October 19, 2003
From: Skip Pierce
I've attached 3 images of a slug that we'd guess is a species of either Cyerce or Polybranchia. It appeared out of some Penicillus that my post-doc Steve Massey collected near Tarpon Springs on the Gulf Coast of Florida. It is so transparent that it is difficult to photograph and I took these through a dissecting scope, so they're pretty flat. One image is a close up of a ceras. The body of the slug is green, so it's most likely been eating the Penicillus. Also, when I was photographing it, it was crawling furiously around in the dish until I put the stalk of Penicillus in, which the slug immediately crawled to and calmed down. It has 2 sets of rhinophores (I guess both sets are rhinophores)-the longer of which (proximal pair) is divided into 2 branches at the base. The cerata are either fairly delicate or easily autotomized. The collection was about 3 weeks ago (some time in early september) and the animal is approx 1cm long. I've never seen one before, but I think it would be very difficult to find it in the field unless you were looking for it. Just for fun, Steve will try to extract some DNA from autotomized cerata and we'll see what that tells us. Any ideas about the ID??

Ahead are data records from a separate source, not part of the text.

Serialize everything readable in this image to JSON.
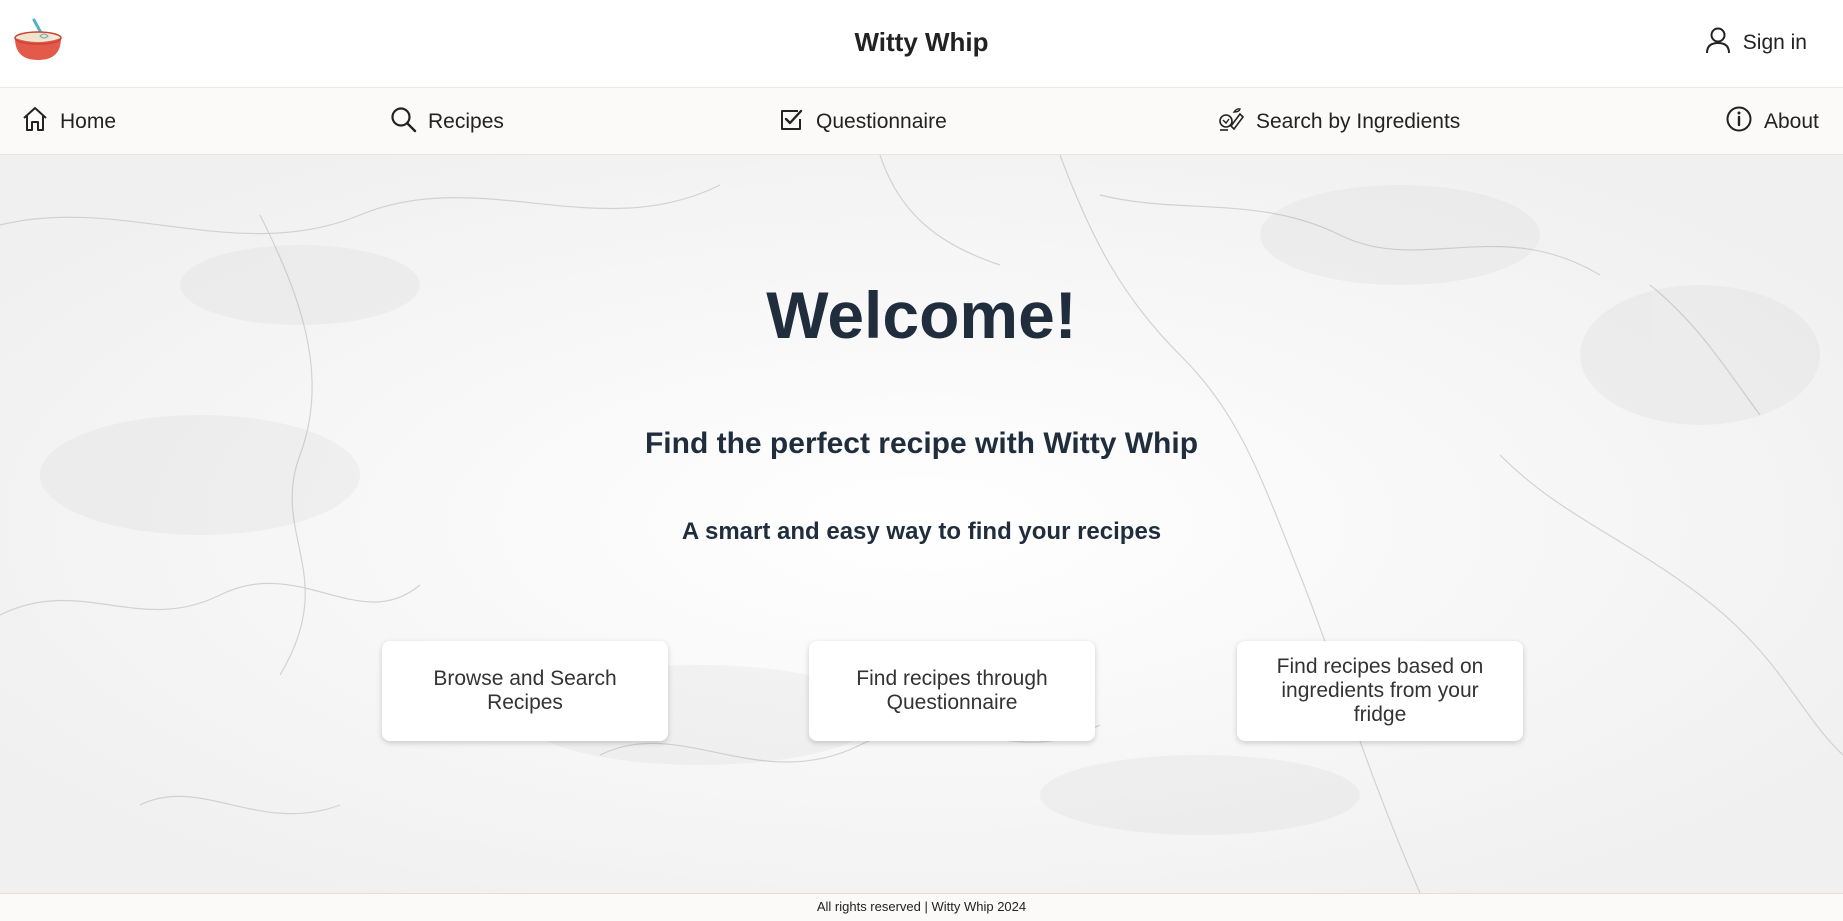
{
  "header": {
    "title": "Witty Whip",
    "logo_icon": "bowl-whisk-icon",
    "signin_label": "Sign in",
    "signin_icon": "user-icon"
  },
  "nav": {
    "items": [
      {
        "label": "Home",
        "icon": "home-icon"
      },
      {
        "label": "Recipes",
        "icon": "search-icon"
      },
      {
        "label": "Questionnaire",
        "icon": "checkbox-icon"
      },
      {
        "label": "Search by Ingredients",
        "icon": "ingredients-icon"
      },
      {
        "label": "About",
        "icon": "info-icon"
      }
    ]
  },
  "hero": {
    "title": "Welcome!",
    "subtitle": "Find the perfect recipe with Witty Whip",
    "tagline": "A smart and easy way to find your recipes"
  },
  "cards": [
    {
      "label": "Browse and Search Recipes"
    },
    {
      "label": "Find recipes through Questionnaire"
    },
    {
      "label": "Find recipes based on ingredients from your fridge"
    }
  ],
  "footer": {
    "text": "All rights reserved | Witty Whip 2024"
  },
  "colors": {
    "heading": "#1f2d3d",
    "nav_bg": "#fbfaf8",
    "logo_bowl": "#e35a4b"
  }
}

Pierce, S.K., 2003 (Oct 19) Cyerce antillensis from Florida. [Message in] Sea Slug Forum. Australian Museum, Sydney. Available from http://www.seaslugforum.net/find/11272
This is almost certainly Cyerce antillensis Engel, 1927. My first thought was a species of Mourgona, two species of which have been described from the Caribbean, but since I can't see any sign of digestive gland in the cerata then this must be a species of Cyerce. The shape of the cerata fit descriptions and drawings of C. antillensis in various Marcus publications, including the dark spot on the cerata [which I have ringed in orange alongside]. I must say Colin Redfern's (2001) comment that it is found commonly with Penicillus dumetosus removed any doubt I had.